November 13th was World Kindness Day. Did you know that practicing kindess is actually good for your health?? Dr. Kelli Harding did research and found that kindness--both giving and receiving kindness-- can improve patient’s lives.
Here are her tips for practicing and implementing Kindness into your daily life:
- Little acts of kindness can make a big difference- There are hundreds of opportunities to practice kindness every day, just think small. Look your barista in the eye and ask her how her day’s going or let another car go in front of you during your commute.
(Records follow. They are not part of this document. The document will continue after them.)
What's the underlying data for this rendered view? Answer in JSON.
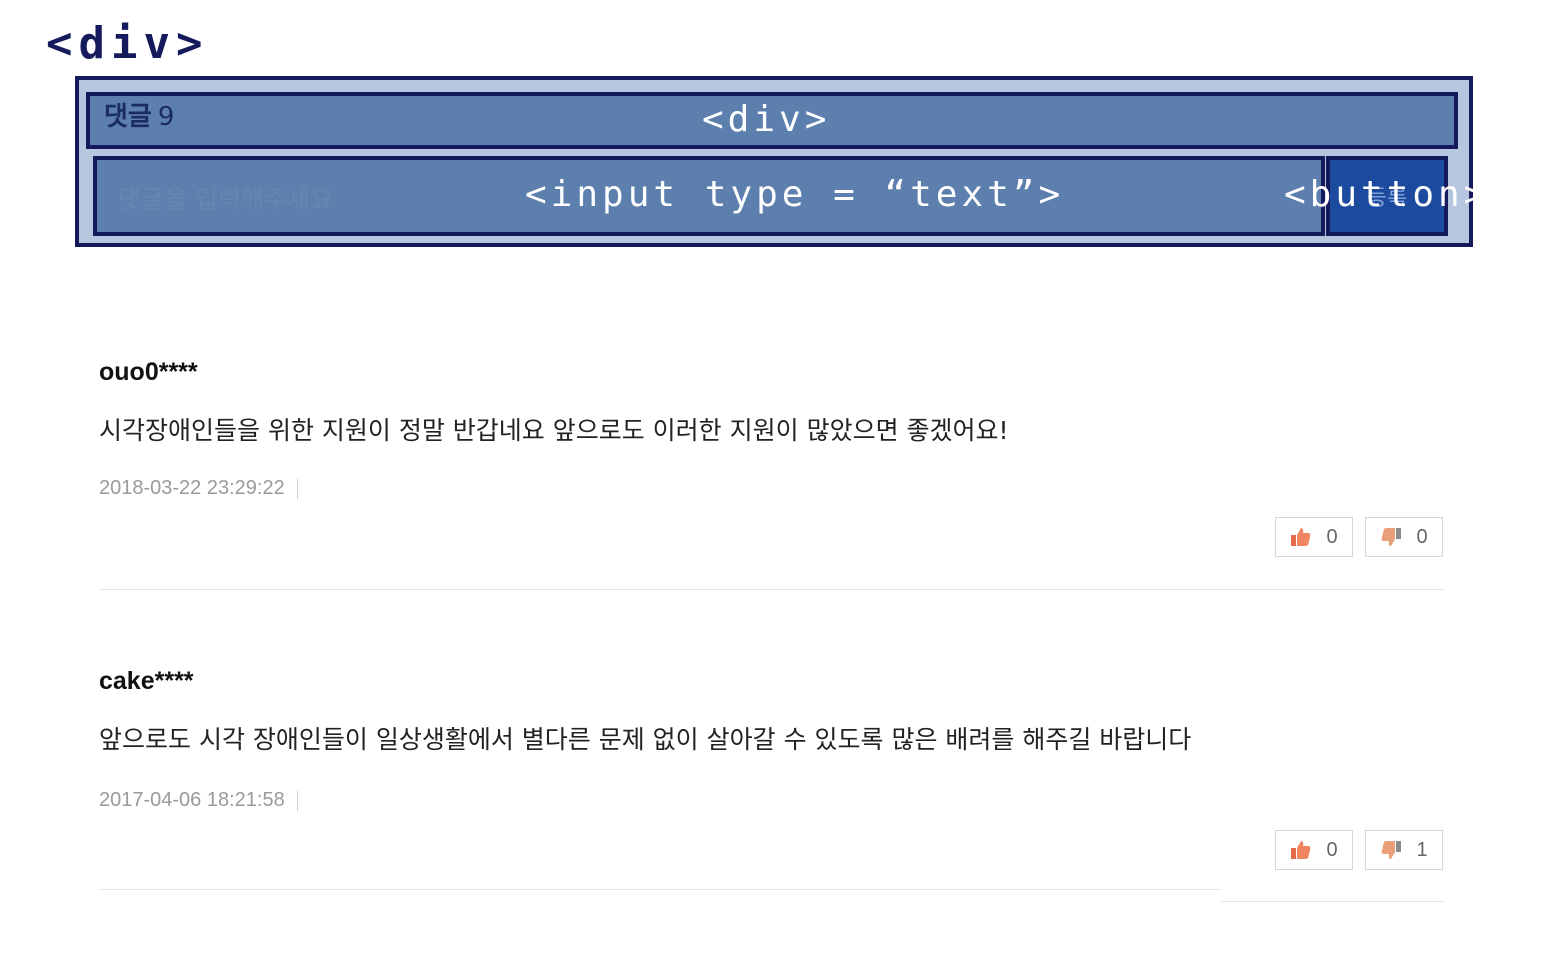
{
  "annotations": {
    "outer": "<div>",
    "header": "<div>",
    "input": "<input type = “text”>",
    "button": "<button>"
  },
  "comment_form": {
    "title": "댓글",
    "count": "9",
    "placeholder": "댓글을 입력해주세요",
    "submit_label": "등록"
  },
  "comments": [
    {
      "author": "ouo0****",
      "text": "시각장애인들을 위한 지원이 정말 반갑네요 앞으로도 이러한 지원이 많았으면 좋겠어요!",
      "date": "2018-03-22 23:29:22",
      "likes": "0",
      "dislikes": "0"
    },
    {
      "author": "cake****",
      "text": "앞으로도 시각 장애인들이 일상생활에서 별다른 문제 없이 살아갈 수 있도록 많은 배려를 해주길 바랍니다",
      "date": "2017-04-06 18:21:58",
      "likes": "0",
      "dislikes": "1"
    }
  ],
  "icons": {
    "like": "thumbs-up-icon",
    "dislike": "thumbs-down-icon"
  },
  "colors": {
    "annotation_border": "#151a5c",
    "annotation_fill": "#5d7fae",
    "button_fill": "#1c4a9e",
    "like_icon": "#e4694a"
  }
}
Harding says it not only boosts your mood, it has a positive ripple effect on your biology, too.
- Be kind to yourself- Start with the way you treat yourself and stop negative self-talk for good.
- Reach out to others- Know someone who’s lonely or going through a tough time? Reach out and offer your companionship, they won’t always accept the invitation, so keep trying to connect with people and someone will.
- Get to know your co-workers- Make it a goal to learn something personal about the people you work with every day. Think of the show “Ted Lasso” and how the main character’s kindness has a positive influence on those around him.
- Be generous with hugs- “I’m definitely giving my kids much longer hugs,” Harding says after researching the power of loving touch. She advises treating relationships the same way you treat diet and exercise - as something critical to your health.
- Think about someone who’s shown you kindness- And then send them a note or meet them for coffee to acknowledge how much their kindness means to you and it’ll make you both feel good.
- Don’t make assumptions if someone’s being unkind- You never know what someone else is going through, there may be something triggering their unkind behavior. Remember the saying “Hurt people hurt people” then proceed with kindness, even when someone else isn’t returning it to you.